Altri nomi mattinatesi di spicco sono quelli di Francesco Scirpoli detto “Il lungo”, detenuto a Foggia con l’accusa di aver preso parte all’assalto ad un portavalori a Bollate e di Antonio Quitadamo detto “Baffino” (e alcuni suoi fratelli), per il quale è un continuo peregrinare nelle carceri, da Foggia e Lecce, poi Melfi e ora a Trapani a causa dei suoi comportamenti scomposti. Più defilato Francesco Notarangelo detto “Natale”.
Nella rete di interessi ed alleanze, non manca Cerignola. Secondo gli inquirenti il clan Brandonisio (retto dal 58enne Arcangelo Brandonisio detto “lo sfregiato”) sarebbe molto vicino proprio a Scirpoli e Baffino e controllerebbe traffici e forniture di merci in direzione Gargano, una sorta di economia sotterranea che vede i cerignolani sempre molto specializzati in materia.

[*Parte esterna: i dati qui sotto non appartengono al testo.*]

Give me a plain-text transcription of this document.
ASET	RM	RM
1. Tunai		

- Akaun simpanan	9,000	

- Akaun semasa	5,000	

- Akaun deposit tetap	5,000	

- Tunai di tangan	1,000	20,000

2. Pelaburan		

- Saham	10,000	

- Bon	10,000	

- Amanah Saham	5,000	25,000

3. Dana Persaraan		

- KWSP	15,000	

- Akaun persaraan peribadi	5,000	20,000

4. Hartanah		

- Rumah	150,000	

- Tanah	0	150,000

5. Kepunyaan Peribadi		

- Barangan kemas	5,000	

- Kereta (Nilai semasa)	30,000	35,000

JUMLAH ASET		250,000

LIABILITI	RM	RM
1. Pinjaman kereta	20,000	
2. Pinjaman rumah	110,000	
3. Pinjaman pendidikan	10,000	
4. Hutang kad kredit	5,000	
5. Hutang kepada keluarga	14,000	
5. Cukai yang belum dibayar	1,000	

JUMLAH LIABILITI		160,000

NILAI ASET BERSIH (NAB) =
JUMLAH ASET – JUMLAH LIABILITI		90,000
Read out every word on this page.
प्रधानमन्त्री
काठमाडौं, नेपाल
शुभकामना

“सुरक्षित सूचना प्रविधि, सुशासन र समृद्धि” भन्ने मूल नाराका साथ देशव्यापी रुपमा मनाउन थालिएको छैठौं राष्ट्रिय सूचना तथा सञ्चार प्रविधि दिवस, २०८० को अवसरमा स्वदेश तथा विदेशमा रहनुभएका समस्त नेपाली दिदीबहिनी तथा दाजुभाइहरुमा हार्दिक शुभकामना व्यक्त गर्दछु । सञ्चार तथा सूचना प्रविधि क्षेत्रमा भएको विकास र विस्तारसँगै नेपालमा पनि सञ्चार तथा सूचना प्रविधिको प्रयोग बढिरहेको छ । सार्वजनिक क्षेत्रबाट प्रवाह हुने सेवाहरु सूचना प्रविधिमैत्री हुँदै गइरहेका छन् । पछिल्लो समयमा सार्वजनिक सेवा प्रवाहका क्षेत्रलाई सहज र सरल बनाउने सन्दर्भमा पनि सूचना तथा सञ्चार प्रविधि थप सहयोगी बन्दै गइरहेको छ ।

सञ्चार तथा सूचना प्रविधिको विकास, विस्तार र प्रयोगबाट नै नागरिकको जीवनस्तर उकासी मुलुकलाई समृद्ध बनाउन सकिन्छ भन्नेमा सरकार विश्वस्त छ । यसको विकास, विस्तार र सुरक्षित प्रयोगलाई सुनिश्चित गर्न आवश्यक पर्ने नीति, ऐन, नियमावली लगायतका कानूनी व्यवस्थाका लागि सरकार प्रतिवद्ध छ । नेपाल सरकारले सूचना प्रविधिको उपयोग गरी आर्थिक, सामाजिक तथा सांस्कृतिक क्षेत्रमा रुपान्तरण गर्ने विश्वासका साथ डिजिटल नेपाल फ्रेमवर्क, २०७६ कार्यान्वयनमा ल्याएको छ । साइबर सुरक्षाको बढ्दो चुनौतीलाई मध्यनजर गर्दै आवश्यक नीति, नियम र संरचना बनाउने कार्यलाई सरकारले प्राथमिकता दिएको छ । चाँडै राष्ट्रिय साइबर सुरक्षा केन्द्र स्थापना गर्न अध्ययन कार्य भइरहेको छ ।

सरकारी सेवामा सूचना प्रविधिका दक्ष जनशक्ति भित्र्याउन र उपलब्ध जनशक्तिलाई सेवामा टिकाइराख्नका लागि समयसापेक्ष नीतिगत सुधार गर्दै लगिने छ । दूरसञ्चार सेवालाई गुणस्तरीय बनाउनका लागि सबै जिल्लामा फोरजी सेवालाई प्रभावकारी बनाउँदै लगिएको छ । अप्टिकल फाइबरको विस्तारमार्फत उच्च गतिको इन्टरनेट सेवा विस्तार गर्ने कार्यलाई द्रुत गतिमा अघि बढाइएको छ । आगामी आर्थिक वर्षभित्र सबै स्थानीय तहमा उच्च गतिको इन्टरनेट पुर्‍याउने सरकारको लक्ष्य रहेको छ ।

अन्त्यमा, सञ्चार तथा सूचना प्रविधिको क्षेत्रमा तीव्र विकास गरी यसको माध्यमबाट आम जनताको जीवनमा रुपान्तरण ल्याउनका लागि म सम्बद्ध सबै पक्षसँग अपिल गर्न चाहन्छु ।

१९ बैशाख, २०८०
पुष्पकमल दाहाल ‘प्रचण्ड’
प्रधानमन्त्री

Il resto del Gargano e l’analisi dei giudici della DIA
Nello scenario generale dell’area garganica, assumono un ruolo sempre più strategico anche i territori di San Marco in Lamis e Rignano Garganico, da una parte, e San Nicandro Garganico e Cagnano Varano, dall’altra, da considerarsi cerniere di un altro articolato contesto criminale. Nell’area di San Marco in Lamis e Rignano Garganico, infatti, ai gruppi locali dei Martino (già federato ai Li Bergolis-Miucci) e dei Di Claudio-Mancini, questi ultimi detti “rslin”, tra loro contrapposti, si aggiungono anche sacche di pregiudicati cui talvolta si rivolgono i sodalizi di Foggia, San Severo e Gargano. Anche nell’area a nord del promontorio, ed in particolare a Cagnano Varano, si sta delineando una rete criminale giovanile che opera in modo disinvolto e in aperta competizione con i gruppi egemoni e storici della provincia.
“Lo scenario criminale del Gargano risulta in forte evoluzione – hanno scritto i giudici della Direzione investigativa antimafia nell’ultima relazione –, strutturalmente precario e, pertanto, di complessa intelligibilità. In questo territorio (la cui morfologia del promontorio e dalla dorsale litoranea, sicuramente non favorisce le azioni di contrasto), il fenomeno mafioso è caratterizzato dalla presenza di una pluralità di gruppi criminali, basati essenzialmente su vincoli familiari e non legati tra loro gerarchicamente, nonché dall’ascesa di giovani leve, desiderose di colmare i vuoti determinati dalla detenzione (o dalla morte, ndr) degli elementi di vertice”.
Per i giudici, “le ambizioni criminali verso il controllo del territorio dell’area garganica sono connesse soprattutto ai rilevanti interessi delinquenziali che la zona offre, specie nel settore degli stupefacenti. Le coste del Gargano costituiscono da una parte i terminal delle rotte del traffico di marijuana proveniente dall’Albania diretta anche in altri territori della penisola, e dall’altra un’importante piazza finale di spaccio, specie durante il periodo estivo. Anche l’indotto economico connesso al fiorente mercato turistico (strutture ricettive, attività di ristorazione, guardianie e servizi vari) ricade nelle mire delle organizzazioni, sia per le attività estorsive, sia per la gestione diretta delle attività imprenditoriali lecite, al fine di riciclare i proventi illeciti”.